I knew two have already been submitted as portals: Awit ng Maharlika and Ang Albularyo The Healer. I had a renewed appreciation for them, as well as the other three.


















This morning, when I checked out information about the murals online, I found out that only 4 of those 5 murals belonged to the original series by Botong Francisco called “The Progress of Medicine in the Philippines." The oil on canvas measured 2.92 meters by 2.76 and 
"depict the history and development of medicine in the country from the pre-colonial period, the Spanish colonial period, the American Occupation era, and the modern era of the 1950s."

First, a correction from art expert Ana Labrador: Because the paintings are oil on canvas and not made directly on the wall, they are properly called paintings, NOT murals. “Murals are defined as paintings done directly on the wall and have been conceived as integral to the architecture. These paintings are not murals since they have been commissioned in 1953, 43 years after the PGH opened to the public." Given the number of people who pass through the PGH lobby, the paintings have probably been seen by millions. But distressed patients aside, the paintings were also “the least written about of all the artistic works of Carlos V. Francisco."

Photo from Dr. Rico Quimbo's Flickr.

















But all the years of humidity and thick crowds have lead to the paintings being as distressed as the patients there. So in 2007, the National Museum stepped in and took down the panels for restoration, which was funded through a cultural preservation grant from US Ambassador Kristie Kenney. They had a photographer make reproductions and that's what we now see in the PGH lobby. Meanwhile, the original panels are now in the National Museum.

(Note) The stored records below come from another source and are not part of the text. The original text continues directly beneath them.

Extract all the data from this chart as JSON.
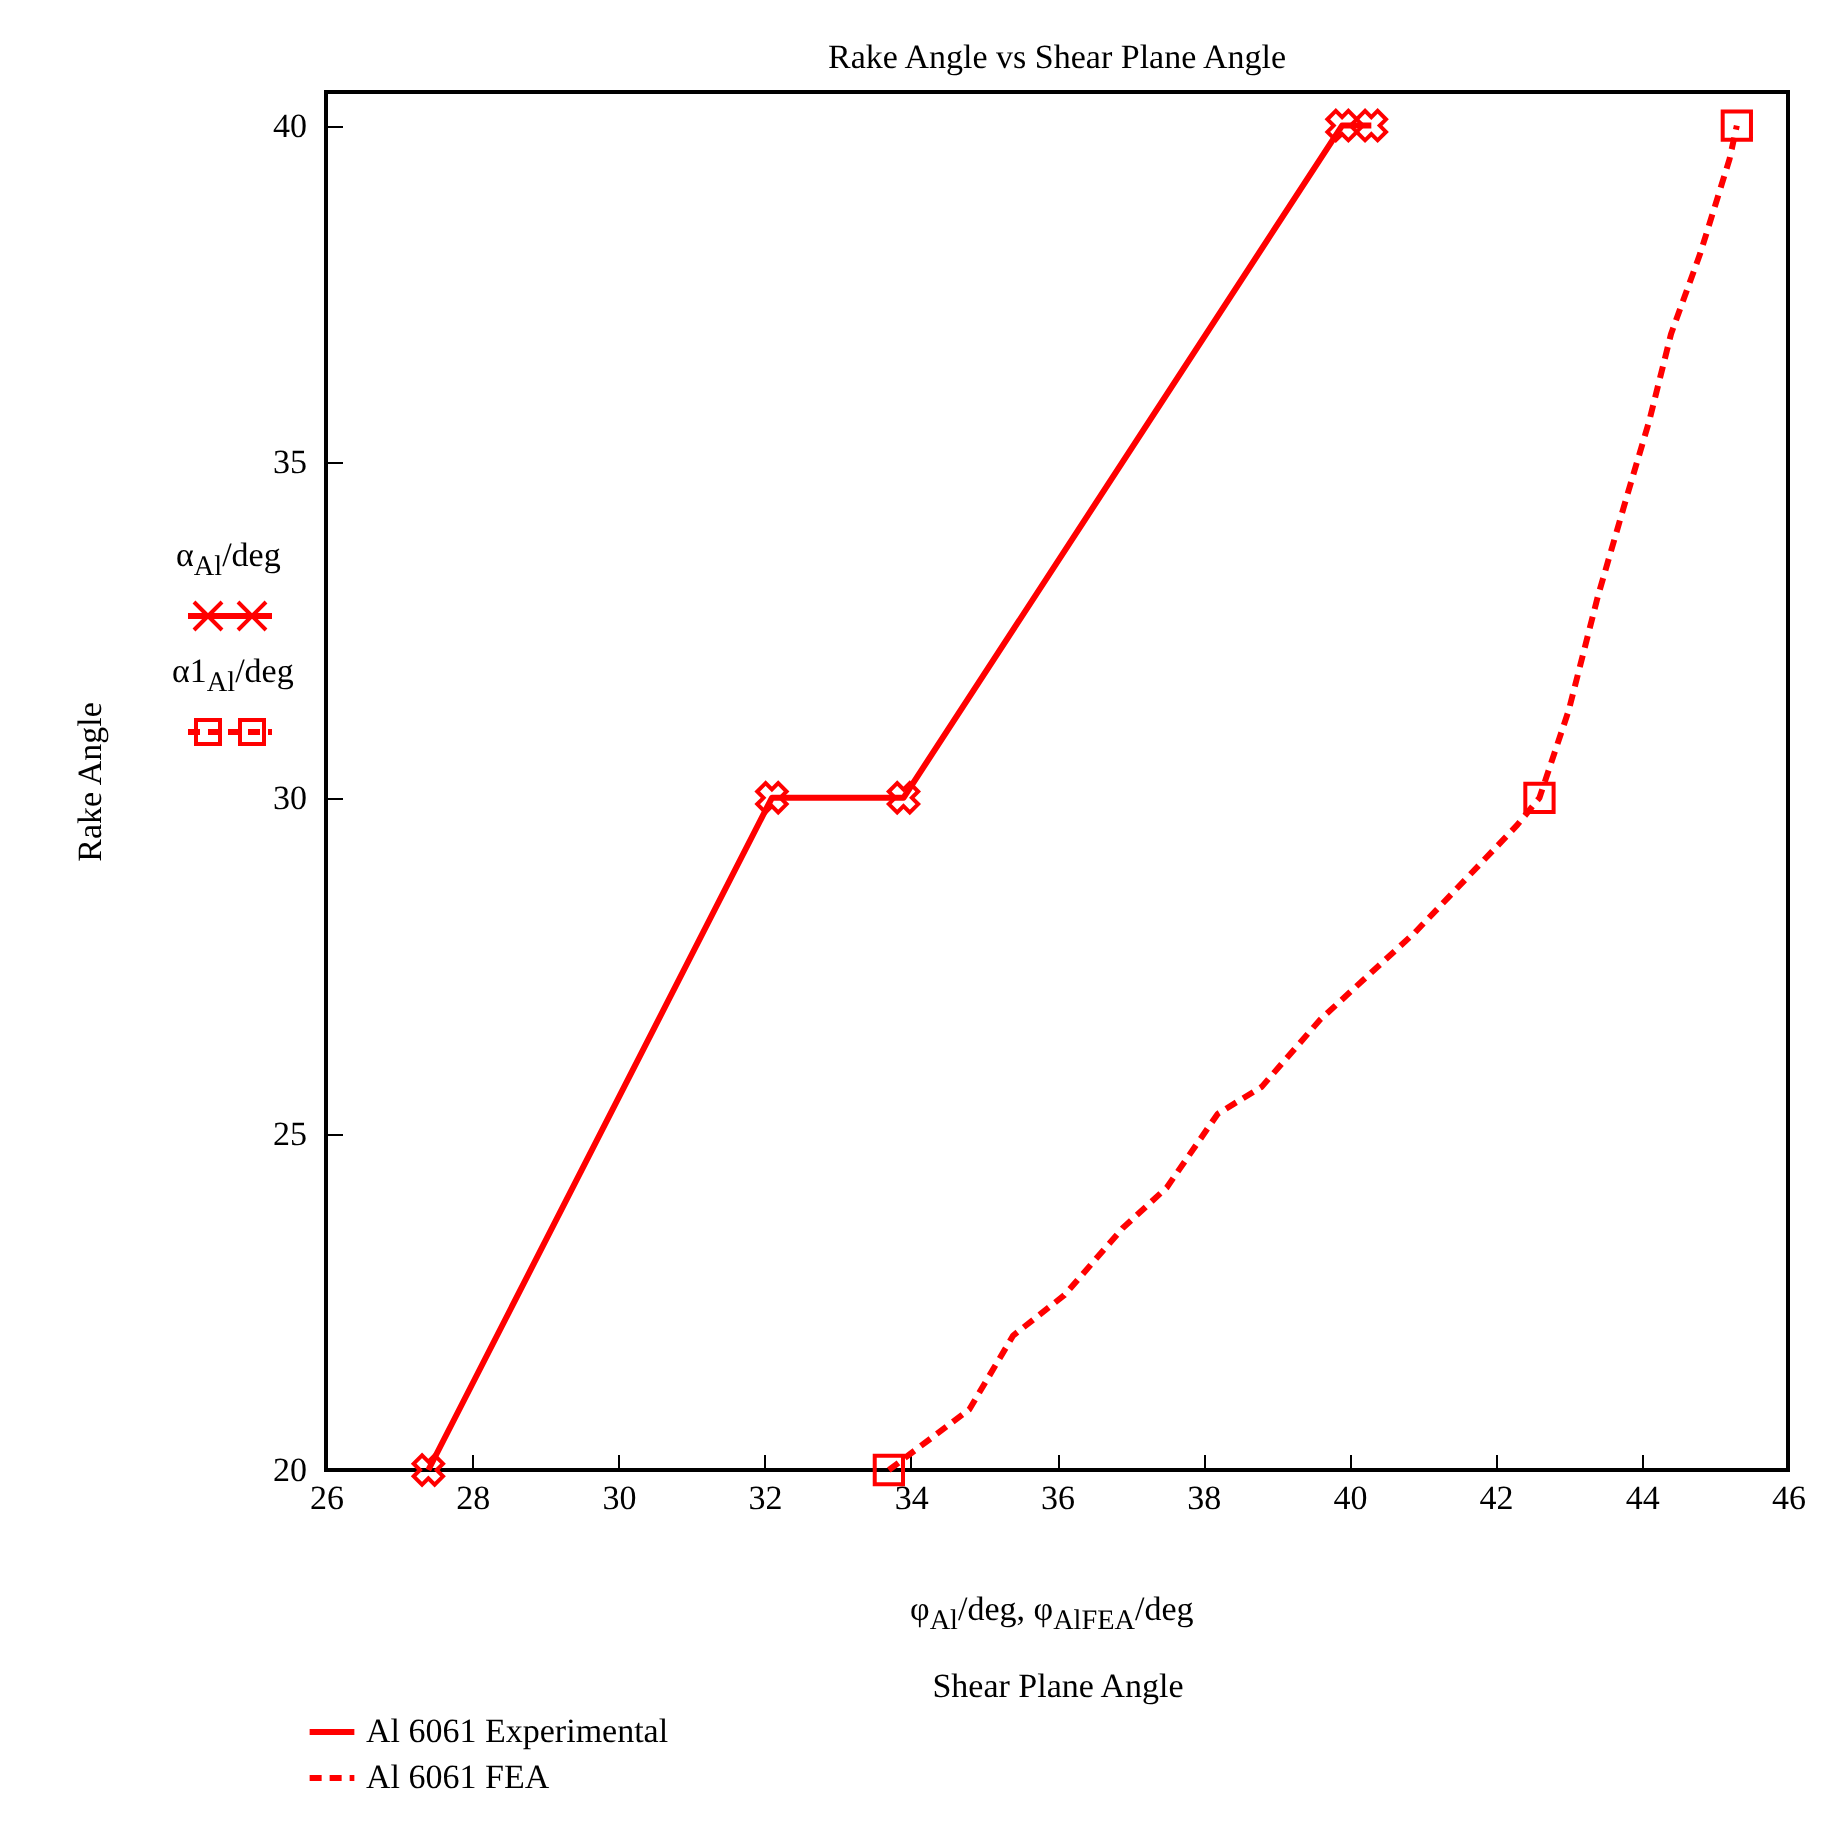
{
  "chart_data": {
    "type": "line",
    "title": "Rake Angle vs Shear Plane Angle",
    "xlabel": "Shear Plane Angle",
    "ylabel": "Rake Angle",
    "annotations": [
      "α$_{Al}$/deg",
      "α1$_{Al}$/deg",
      "φ$_{Al}$/deg, φ$_{AlFEA}$/deg"
    ],
    "xlim": [
      26,
      46
    ],
    "xticks": [
      26,
      28,
      30,
      32,
      34,
      36,
      38,
      40,
      42,
      44,
      46
    ],
    "ylim": [
      20,
      40.5
    ],
    "yticks": [
      20,
      25,
      30,
      35,
      40
    ],
    "grid": false,
    "legend": "bottom left",
    "series": [
      {
        "name": "Al 6061 Experimental",
        "color": "#ff0000",
        "marker": "cross",
        "line_style": "solid",
        "x": [
          27.4,
          32.1,
          33.9,
          39.9,
          40.3
        ],
        "values": [
          20,
          30,
          30,
          40,
          40
        ]
      },
      {
        "name": "Al 6061 FEA",
        "color": "#ff0000",
        "marker": "none",
        "line_style": "dashed",
        "x": [
          33.7,
          34.8,
          35.4,
          36.1,
          36.9,
          37.5,
          38.2,
          38.8,
          39.6,
          40.3,
          40.9,
          41.6,
          42.3,
          42.6,
          43.0,
          43.4,
          43.8,
          44.1,
          44.4,
          44.8,
          45.2,
          45.3
        ],
        "values": [
          20,
          20.9,
          22.0,
          22.6,
          23.6,
          24.2,
          25.3,
          25.7,
          26.7,
          27.4,
          28.0,
          28.8,
          29.6,
          30,
          31.3,
          33.0,
          34.5,
          35.6,
          36.9,
          38.1,
          39.5,
          40
        ]
      },
      {
        "type": "scatter",
        "color": "#ff0000",
        "marker": "square",
        "x": [
          33.7,
          42.6,
          45.3
        ],
        "values": [
          20,
          30,
          40
        ]
      }
    ]
  }
}
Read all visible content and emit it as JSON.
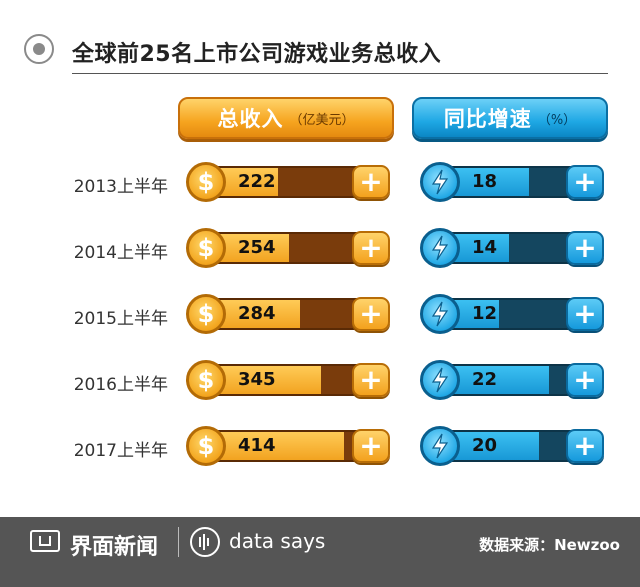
{
  "title": "全球前25名上市公司游戏业务总收入",
  "headers": {
    "revenue_label": "总收入",
    "revenue_unit": "（亿美元）",
    "growth_label": "同比增速",
    "growth_unit": "（%）"
  },
  "icons": {
    "coin": "dollar-coin-icon",
    "bolt": "lightning-coin-icon",
    "plus": "plus-icon",
    "coin_symbol": "$",
    "plus_symbol": "+"
  },
  "colors": {
    "revenue_fill": "#f2a320",
    "revenue_track": "#7a3c0c",
    "growth_fill": "#1898d6",
    "growth_track": "#14465f",
    "footer": "#555555"
  },
  "chart_data": {
    "type": "bar",
    "categories": [
      "2013上半年",
      "2014上半年",
      "2015上半年",
      "2016上半年",
      "2017上半年"
    ],
    "series": [
      {
        "name": "总收入（亿美元）",
        "values": [
          222,
          254,
          284,
          345,
          414
        ]
      },
      {
        "name": "同比增速（%）",
        "values": [
          18,
          14,
          12,
          22,
          20
        ]
      }
    ]
  },
  "footer": {
    "brand": "界面新闻",
    "tag": "data says",
    "source": "数据来源：Newzoo"
  }
}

The restored paintings at the National Museum.
Photo by Buen Calubayan from the GMA online article.












If only four of the panels are by Botong, that means that the fifth panel, the green one, has been added much later. I'm no art expert and couldn't identify paintings by artist on sight, but somehow that last painting was different from the others. It was probably added to "continue" the story of medicine in the Philippines since Botong's ended in the 1950s. The question now is: Who made that last panel?

Not by Botong: The mysterious fifth panel.
















Of course, if it's only for Ingress portal submission purposes, I doubt that the casual player or NIA Ops would ask for the painter or a portal would be more valuable because it was by a National Artist. But if you're a geek like me, one of the joys of playing Ingress has to do with "accidental" learning about things like history and public art. The itch of not knowing would be there to scratch until you learn for sure who made the darn thing.